Recently, we decided to upgrade one of our applications from ColdFusion 8 to take advantage of the enhanced security offered in ColdFusion version 10. With the abundance of web applications out there, online security is an increasingly significant concern for everyone. Furthermore, with recent news of security hacks, particularly with older versions of ColdFusion, it seemed prudent to address the concern before it became an issue for our clients. Too often, security is not addressed until there is a breach. In ColdFusion 10, security has finally become a key element of the code and we decided to take advantage of two primary changes: Secure Profiles and Hot Fix Notifications.
Secure Profiles
The first big change for us was the new profiles made available by ColdFusion 10. From the very beginning, it is apparent that security plays a bigger role. When you install the code, the installer defaults to security settings which follow best practices to secure your system or application. In previous versions of ColdFusion, it was always recommended to “lock down” the server it was running on. Certain settings in Internet Information Services (IIS) and your Operating System had to be applied by a System Administrator in order to accomplish this. This was such a common practice that these steps for previous versions of ColdFusion were actually published online!

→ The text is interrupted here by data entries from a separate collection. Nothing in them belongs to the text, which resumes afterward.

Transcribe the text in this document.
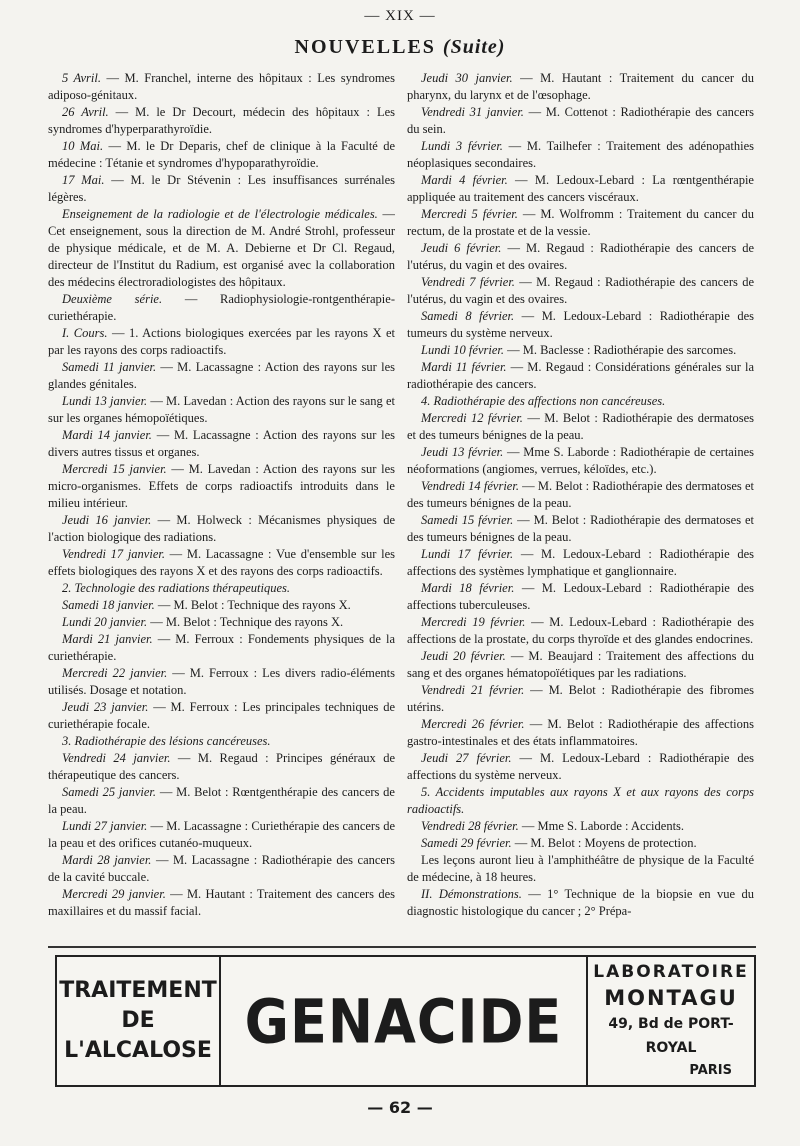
— XIX —
NOUVELLES (Suite)

5 Avril. — M. Franchel, interne des hôpitaux : Les syndromes adiposo-génitaux.

26 Avril. — M. le Dr Decourt, médecin des hôpitaux : Les syndromes d'hyperparathyroïdie.

10 Mai. — M. le Dr Deparis, chef de clinique à la Faculté de médecine : Tétanie et syndromes d'hypoparathyroïdie.

17 Mai. — M. le Dr Stévenin : Les insuffisances surrénales légères.

Enseignement de la radiologie et de l'électrologie médicales. — Cet enseignement, sous la direction de M. André Strohl, professeur de physique médicale, et de M. A. Debierne et Dr Cl. Regaud, directeur de l'Institut du Radium, est organisé avec la collaboration des médecins électroradiologistes des hôpitaux.

Deuxième série. — Radiophysiologie-rontgenthérapie-curiethérapie.

I. Cours. — 1. Actions biologiques exercées par les rayons X et par les rayons des corps radioactifs.

Samedi 11 janvier. — M. Lacassagne : Action des rayons sur les glandes génitales.

Lundi 13 janvier. — M. Lavedan : Action des rayons sur le sang et sur les organes hémopoïétiques.

Mardi 14 janvier. — M. Lacassagne : Action des rayons sur les divers autres tissus et organes.

Mercredi 15 janvier. — M. Lavedan : Action des rayons sur les micro-organismes. Effets de corps radioactifs introduits dans le milieu intérieur.

Jeudi 16 janvier. — M. Holweck : Mécanismes physiques de l'action biologique des radiations.

Vendredi 17 janvier. — M. Lacassagne : Vue d'ensemble sur les effets biologiques des rayons X et des rayons des corps radioactifs.

2. Technologie des radiations thérapeutiques.

Samedi 18 janvier. — M. Belot : Technique des rayons X.

Lundi 20 janvier. — M. Belot : Technique des rayons X.

Mardi 21 janvier. — M. Ferroux : Fondements physiques de la curiethérapie.

Mercredi 22 janvier. — M. Ferroux : Les divers radio-éléments utilisés. Dosage et notation.

Jeudi 23 janvier. — M. Ferroux : Les principales techniques de curiethérapie focale.

3. Radiothérapie des lésions cancéreuses.

Vendredi 24 janvier. — M. Regaud : Principes généraux de thérapeutique des cancers.

Samedi 25 janvier. — M. Belot : Rœntgenthérapie des cancers de la peau.

Lundi 27 janvier. — M. Lacassagne : Curiethérapie des cancers de la peau et des orifices cutanéo-muqueux.

Mardi 28 janvier. — M. Lacassagne : Radiothérapie des cancers de la cavité buccale.

Mercredi 29 janvier. — M. Hautant : Traitement des cancers des maxillaires et du massif facial.

Jeudi 30 janvier. — M. Hautant : Traitement du cancer du pharynx, du larynx et de l'œsophage.

Vendredi 31 janvier. — M. Cottenot : Radiothérapie des cancers du sein.

Lundi 3 février. — M. Tailhefer : Traitement des adénopathies néoplasiques secondaires.

Mardi 4 février. — M. Ledoux-Lebard : La rœntgenthérapie appliquée au traitement des cancers viscéraux.

Mercredi 5 février. — M. Wolfromm : Traitement du cancer du rectum, de la prostate et de la vessie.

Jeudi 6 février. — M. Regaud : Radiothérapie des cancers de l'utérus, du vagin et des ovaires.

Vendredi 7 février. — M. Regaud : Radiothérapie des cancers de l'utérus, du vagin et des ovaires.

Samedi 8 février. — M. Ledoux-Lebard : Radiothérapie des tumeurs du système nerveux.

Lundi 10 février. — M. Baclesse : Radiothérapie des sarcomes.

Mardi 11 février. — M. Regaud : Considérations générales sur la radiothérapie des cancers.

4. Radiothérapie des affections non cancéreuses.

Mercredi 12 février. — M. Belot : Radiothérapie des dermatoses et des tumeurs bénignes de la peau.

Jeudi 13 février. — Mme S. Laborde : Radiothérapie de certaines néoformations (angiomes, verrues, kéloïdes, etc.).

Vendredi 14 février. — M. Belot : Radiothérapie des dermatoses et des tumeurs bénignes de la peau.

Samedi 15 février. — M. Belot : Radiothérapie des dermatoses et des tumeurs bénignes de la peau.

Lundi 17 février. — M. Ledoux-Lebard : Radiothérapie des affections des systèmes lymphatique et ganglionnaire.

Mardi 18 février. — M. Ledoux-Lebard : Radiothérapie des affections tuberculeuses.

Mercredi 19 février. — M. Ledoux-Lebard : Radiothérapie des affections de la prostate, du corps thyroïde et des glandes endocrines.

Jeudi 20 février. — M. Beaujard : Traitement des affections du sang et des organes hématopoïétiques par les radiations.

Vendredi 21 février. — M. Belot : Radiothérapie des fibromes utérins.

Mercredi 26 février. — M. Belot : Radiothérapie des affections gastro-intestinales et des états inflammatoires.

Jeudi 27 février. — M. Ledoux-Lebard : Radiothérapie des affections du système nerveux.

5. Accidents imputables aux rayons X et aux rayons des corps radioactifs.

Vendredi 28 février. — Mme S. Laborde : Accidents.

Samedi 29 février. — M. Belot : Moyens de protection.

Les leçons auront lieu à l'amphithéâtre de physique de la Faculté de médecine, à 18 heures.

II. Démonstrations. — 1° Technique de la biopsie en vue du diagnostic histologique du cancer ; 2° Prépa-

TRAITEMENT
DE
L'ALCALOSE GENACIDE
LABORATOIRE
MONTAGU
49, Bd de PORT-ROYAL
PARIS
— 62 —
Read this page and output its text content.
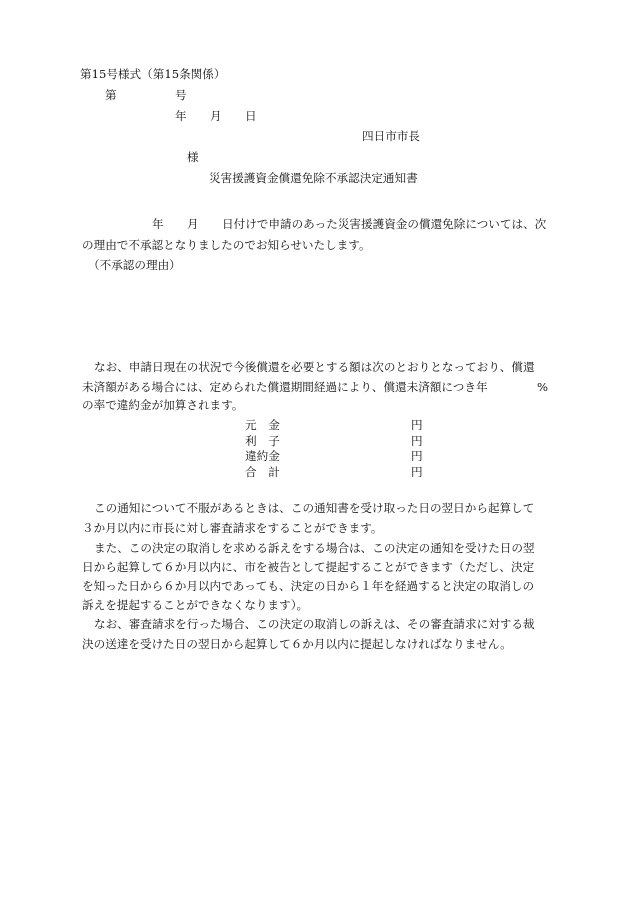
第15号様式（第15条関係）
第	号
年 月 日
四日市市長
様
災害援護資金償還免除不承認決定通知書
年 月 日付けで申請のあった災害援護資金の償還免除については、次
の理由で不承認となりましたのでお知らせいたします。
（不承認の理由）
なお、申請日現在の状況で今後償還を必要とする額は次のとおりとなっており、償還
未済額がある場合には、定められた償還期間経過により、償還未済額につき年	%
の率で違約金が加算されます。
元　金	円
利　子	円
違約金	円
合　計	円
この通知について不服があるときは、この通知書を受け取った日の翌日から起算して
３か月以内に市長に対し審査請求をすることができます。
また、この決定の取消しを求める訴えをする場合は、この決定の通知を受けた日の翌
日から起算して６か月以内に、市を被告として提起することができます（ただし、決定
を知った日から６か月以内であっても、決定の日から１年を経過すると決定の取消しの
訴えを提起することができなくなります）。
なお、審査請求を行った場合、この決定の取消しの訴えは、その審査請求に対する裁
決の送達を受けた日の翌日から起算して６か月以内に提起しなければなりません。
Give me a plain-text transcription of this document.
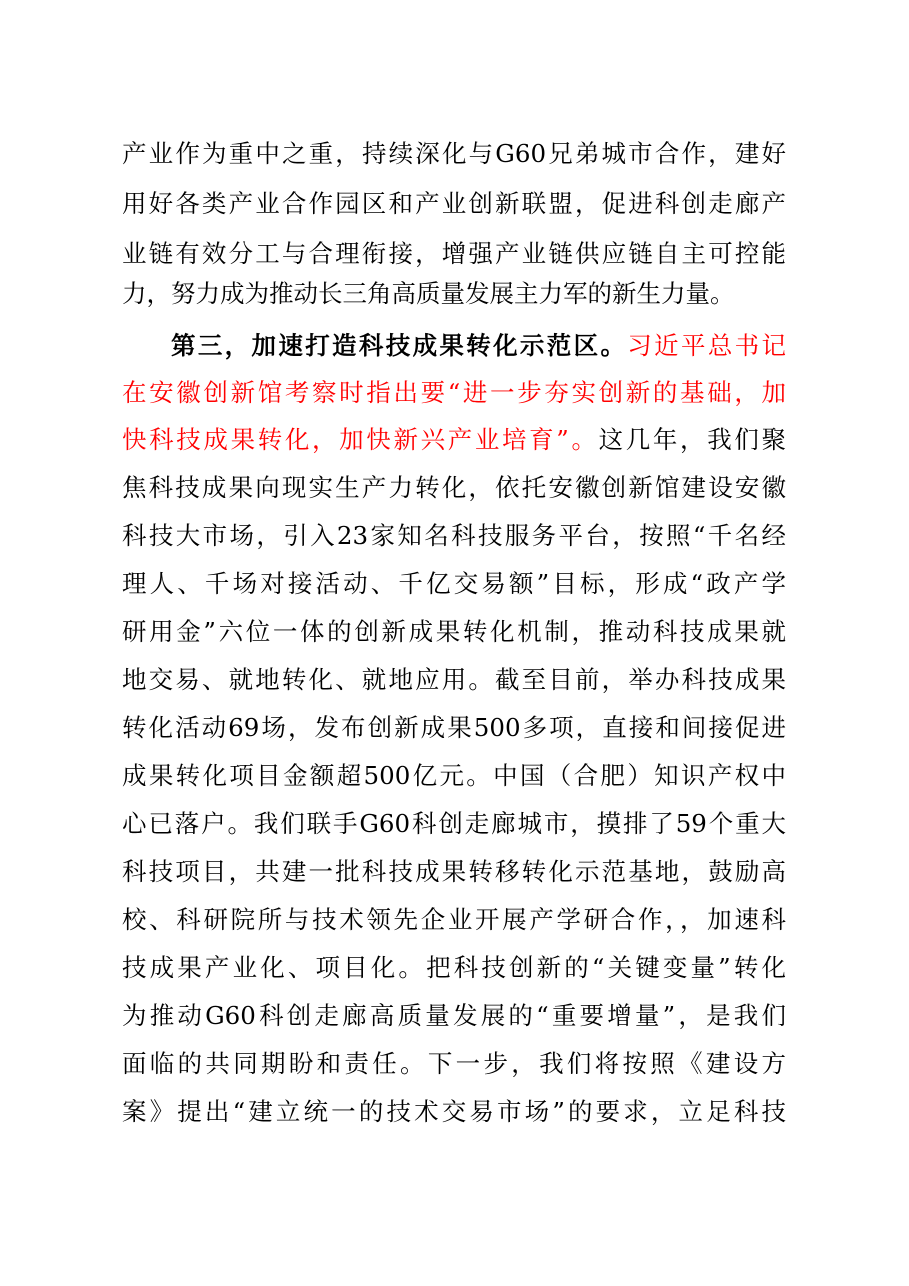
产业作为重中之重，持续深化与G60兄弟城市合作，建好
用好各类产业合作园区和产业创新联盟，促进科创走廊产
业链有效分工与合理衔接，增强产业链供应链自主可控能
力，努力成为推动长三角高质量发展主力军的新生力量。
第三，加速打造科技成果转化示范区。习近平总书记
在安徽创新馆考察时指出要“进一步夯实创新的基础，加
快科技成果转化，加快新兴产业培育”。这几年，我们聚
焦科技成果向现实生产力转化，依托安徽创新馆建设安徽
科技大市场，引入23家知名科技服务平台，按照“千名经
理人、千场对接活动、千亿交易额”目标，形成“政产学
研用金”六位一体的创新成果转化机制，推动科技成果就
地交易、就地转化、就地应用。截至目前，举办科技成果
转化活动69场，发布创新成果500多项，直接和间接促进
成果转化项目金额超500亿元。中国（合肥）知识产权中
心已落户。我们联手G60科创走廊城市，摸排了59个重大
科技项目，共建一批科技成果转移转化示范基地，鼓励高
校、科研院所与技术领先企业开展产学研合作，，加速科
技成果产业化、项目化。把科技创新的“关键变量”转化
为推动G60科创走廊高质量发展的“重要增量”，是我们
面临的共同期盼和责任。下一步，我们将按照《建设方
案》提出“建立统一的技术交易市场”的要求，立足科技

Now, when installing ColdFusion 10, the installer actually provides you the option to “lock down” the server it is running on with a “Secure Profile.” This feature offers some significant improvements at install, such as the ability to create separate username and passwords for an administrator and Remote Development Services (RDS). Although the “Secure Profile” is not 100% secure, it puts you on the path to properly securing your server.
Hot Fix Notifications
Another significant change in ColdFusion 10 is the hot fix installer and notification. Although most likely transparent to end users of ColdFusion applications, this feature means notifications are provided to the Administrator when a hot fix needs to be installed by listing all the updates that are available from Adobe. There is no more searching websites and determining which hot fixes should be installed. For instances when security scans are run on a regular basis, say monthly, this can be a huge time saver. Previously, we would not be aware of a hot fix unless we were pulling the information (i.e., actively monitoring Adobe’s website, looking for recently released hot fixes) or if a security scan was run and a risk was found. We would then have to assess what the risk was and if the hot fix to address the risk would cause any problems with the existing application code. If the hot fix had been released weeks earlier, perhaps the day after our last scan, we would be behind the power curve on securing the environment, and have to play catch up. Now, with notifications being pushed to the ColdFusion Administrator, users are immediately aware when the hot fix comes out and a faster determination on installing the hot fix to secure the environment can be made.
Although it is still early in the upgrade process, we are pleased that Adobe has decided to increase focus on security in ColdFusion 10. This focus allows us to use previous time spent ensuring a secure environment on other application enhancements.